毛家有些悔了,你說,毛家這一個平凡的農民家庭,跟那周家是八竿子打不着的呀,生怕自家的西西去了他家受了委屈。雖說毛家是普普通通一農民家庭,可是毛西西的爹爭氣了,一標準的知識分子啊,當時可是第一個從那村裡考出去的北大生。
從此,毛家升級了!從五大三粗的農民晉升爲之乎者也的知識家庭了!
毛家有子女三個,大女毛西西,二弟毛南南,三妹毛北北。話說西西按順序來說怎麼着也不應該說是第一個,東南西北的順序是中國人的老習慣。
可是當時西西的老媽打賭說老大一定是個男娃娃,全家人照了b超也都是意見一致。絕對是個男娃娃!
可後來,滾出來一個女娃娃,大家都給愣了,毛媽給唸叨了一句,這可真是太陽打西邊出來咯。從此,毛西西這名字也就出來了。
毛西西是毛家的老大,那自小迷糊的性子讓家裡人含在嘴裡真怕就給化掉了,那可是毛家的心肝肝阿。太迷糊的性子大傢伙都讓着她點。你說說,西西這鬼性子,除了毛家能忍着,還有幾個人受的了噢。
所以,這岔子就出來了。
那周家的兒子就叫周深,那可是一個人見人夸人見人愛的好男兒。根正苗紅着呢。那可是祖國的未來的棟樑人才阿。老小就被扔部隊去了,年紀輕輕就是個上校了。

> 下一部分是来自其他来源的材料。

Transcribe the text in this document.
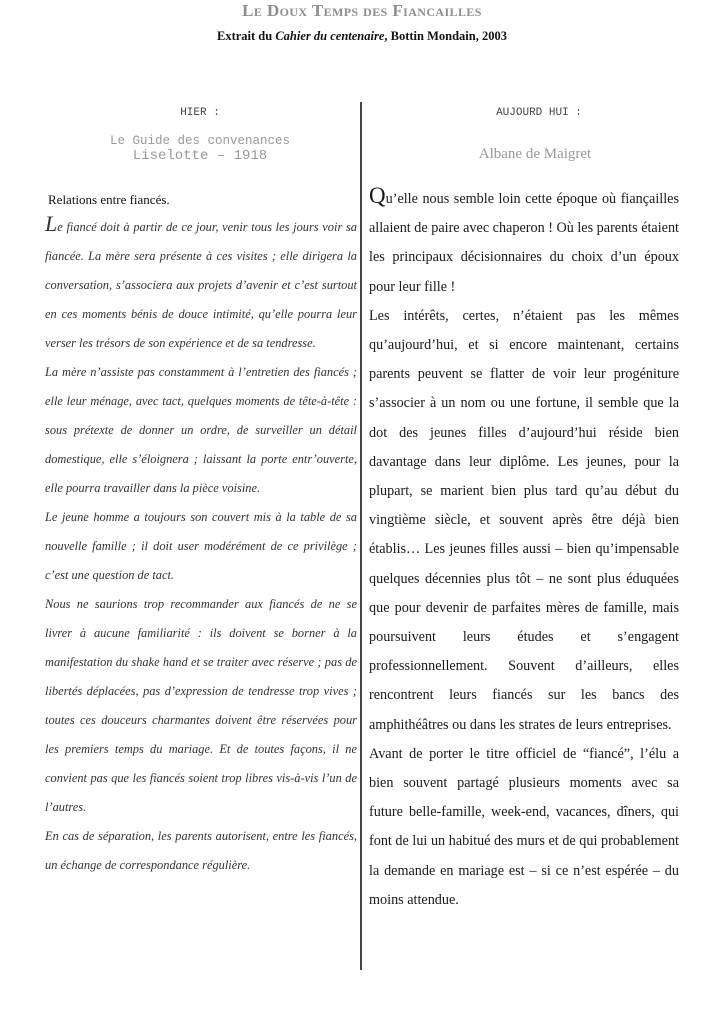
Le Doux Temps des Fiancailles
Extrait du Cahier du centenaire, Bottin Mondain, 2003
HIER :
Le Guide des convenances
Liselotte – 1918
AUJOURD HUI :
Albane de Maigret
Relations entre fiancés.

Le fiancé doit à partir de ce jour, venir tous les jours voir sa fiancée. La mère sera présente à ces visites ; elle dirigera la conversation, s’associera aux projets d’avenir et c’est surtout en ces moments bénis de douce intimité, qu’elle pourra leur verser les trésors de son expérience et de sa tendresse.

La mère n’assiste pas constamment à l’entretien des fiancés ; elle leur ménage, avec tact, quelques moments de tête-à-tête : sous prétexte de donner un ordre, de surveiller un détail domestique, elle s’éloignera ; laissant la porte entr’ouverte, elle pourra travailler dans la pièce voisine.

Le jeune homme a toujours son couvert mis à la table de sa nouvelle famille ; il doit user modérément de ce privilège ; c’est une question de tact.

Nous ne saurions trop recommander aux fiancés de ne se livrer à aucune familiarité : ils doivent se borner à la manifestation du shake hand et se traiter avec réserve ; pas de libertés déplacées, pas d’expression de tendresse trop vives ; toutes ces douceurs charmantes doivent être réservées pour les premiers temps du mariage. Et de toutes façons, il ne convient pas que les fiancés soient trop libres vis-à-vis l’un de l’autres.

En cas de séparation, les parents autorisent, entre les fiancés, un échange de correspondance régulière.

Qu’elle nous semble loin cette époque où fiançailles allaient de paire avec chaperon ! Où les parents étaient les principaux décisionnaires du choix d’un époux pour leur fille !

Les intérêts, certes, n’étaient pas les mêmes qu’aujourd’hui, et si encore maintenant, certains parents peuvent se flatter de voir leur progéniture s’associer à un nom ou une fortune, il semble que la dot des jeunes filles d’aujourd’hui réside bien davantage dans leur diplôme. Les jeunes, pour la plupart, se marient bien plus tard qu’au début du vingtième siècle, et souvent après être déjà bien établis… Les jeunes filles aussi – bien qu’impensable quelques décennies plus tôt – ne sont plus éduquées que pour devenir de parfaites mères de famille, mais poursuivent leurs études et s’engagent professionnellement. Souvent d’ailleurs, elles rencontrent leurs fiancés sur les bancs des amphithéâtres ou dans les strates de leurs entreprises.

Avant de porter le titre officiel de “fiancé”, l’élu a bien souvent partagé plusieurs moments avec sa future belle-famille, week-end, vacances, dîners, qui font de lui un habitué des murs et de qui probablement la demande en mariage est – si ce n’est espérée – du moins attendue.
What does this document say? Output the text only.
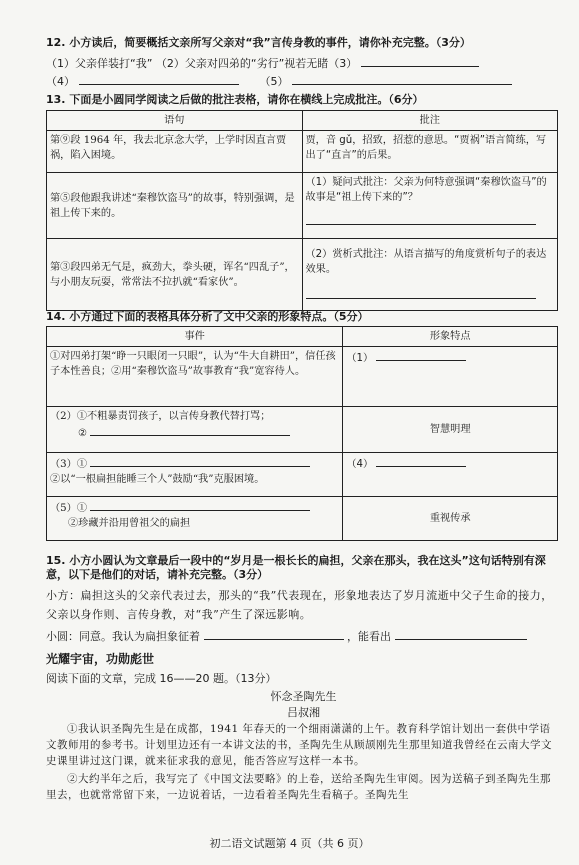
12. 小方读后，简要概括文亲所写父亲对“我”言传身教的事件，请你补充完整。（3分）
（1）父亲佯装打“我” （2）父亲对四弟的“劣行”视若无睹（3）
（4）	（5）
13. 下面是小圆同学阅读之后做的批注表格，请你在横线上完成批注。（6分）
语句	批注
第⑨段 1964 年，我去北京念大学，上学时因直言贾祸，陷入困境。	贾，音 gǔ，招致，招惹的意思。“贾祸”语言简练，写出了“直言”的后果。
第⑤段他跟我讲述“秦穆饮盗马”的故事，特别强调，是祖上传下来的。	（1）疑问式批注：父亲为何特意强调“秦穆饮盗马”的故事是“祖上传下来的”？

第③段四弟无气是，疯劲大，拳头硬，诨名“四乱子”，与小朋友玩耍，常常法不拉扒就“看家伙”。	（2）赏析式批注：从语言描写的角度赏析句子的表达效果。
14. 小方通过下面的表格具体分析了文中父亲的形象特点。（5分）
事件	形象特点
①对四弟打架“睁一只眼闭一只眼”，认为“牛大自耕田”，信任孩子本性善良；②用“秦穆饮盗马”故事教育“我”宽容待人。	（1）

（2）①不粗暴责罚孩子，以言传身教代替打骂；
②	智慧明理

（3）①
②以“一根扁担能睡三个人”鼓励“我”克服困境。	（4）

（5）①
②珍藏并沿用曾祖父的扁担	重视传承
15. 小方小圆认为文章最后一段中的“岁月是一根长长的扁担，父亲在那头，我在这头”这句话特别有深意，以下是他们的对话，请补充完整。（3分）
小方：扁担这头的父亲代表过去，那头的“我”代表现在，形象地表达了岁月流逝中父子生命的接力，父亲以身作则、言传身教，对“我”产生了深远影响。
小圆：同意。我认为扁担象征着	，能看出
光耀宇宙，功勋彪世
阅读下面的文章，完成 16——20 题。（13分）
怀念圣陶先生
吕叔湘
①我认识圣陶先生是在成都，1941 年春天的一个细雨潇潇的上午。教育科学馆计划出一套供中学语文教师用的参考书。计划里边还有一本讲文法的书，圣陶先生从顾颉刚先生那里知道我曾经在云南大学文史课里讲过这门课，就来征求我的意见，能否答应写这样一本书。
②大约半年之后，我写完了《中国文法要略》的上卷，送给圣陶先生审阅。因为送稿子到圣陶先生那里去，也就常常留下来，一边说着话，一边看着圣陶先生看稿子。圣陶先生
初二语文试题第 4 页（共 6 页）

眼紅的說是他家老爺子在後面活動活動,誰不知道,周家老爺子那是那南京軍區的一把手?可是知情的知道,周深這娃娃爭氣阿,可是絲毫沒動用家裡的一分關係,這地位,全是他用血用汗也一點點爬上來的!
周老爺子欣慰吶,男兒志在事業,眼見周深都26了,可沒一點要成個家的意思。雖說周深爭氣,可還是個周家的獨苗苗阿,周母也是寵得要命喔,也就順着周深的意思,不成就不成吧,反正自己的兒子還年輕。
哎,可是周深等得了那毛西西可等不了阿,要順着那周家的意思再等幾年。
毛西西那朵老黃花,可老成了菜阿!
毛家急的要死要活的,好不容易活動活動關係,毛爸拼了讀書人的面子,好歹拉西西和那周深見個面,想說聯絡聯絡感情,指不定就有了大發展。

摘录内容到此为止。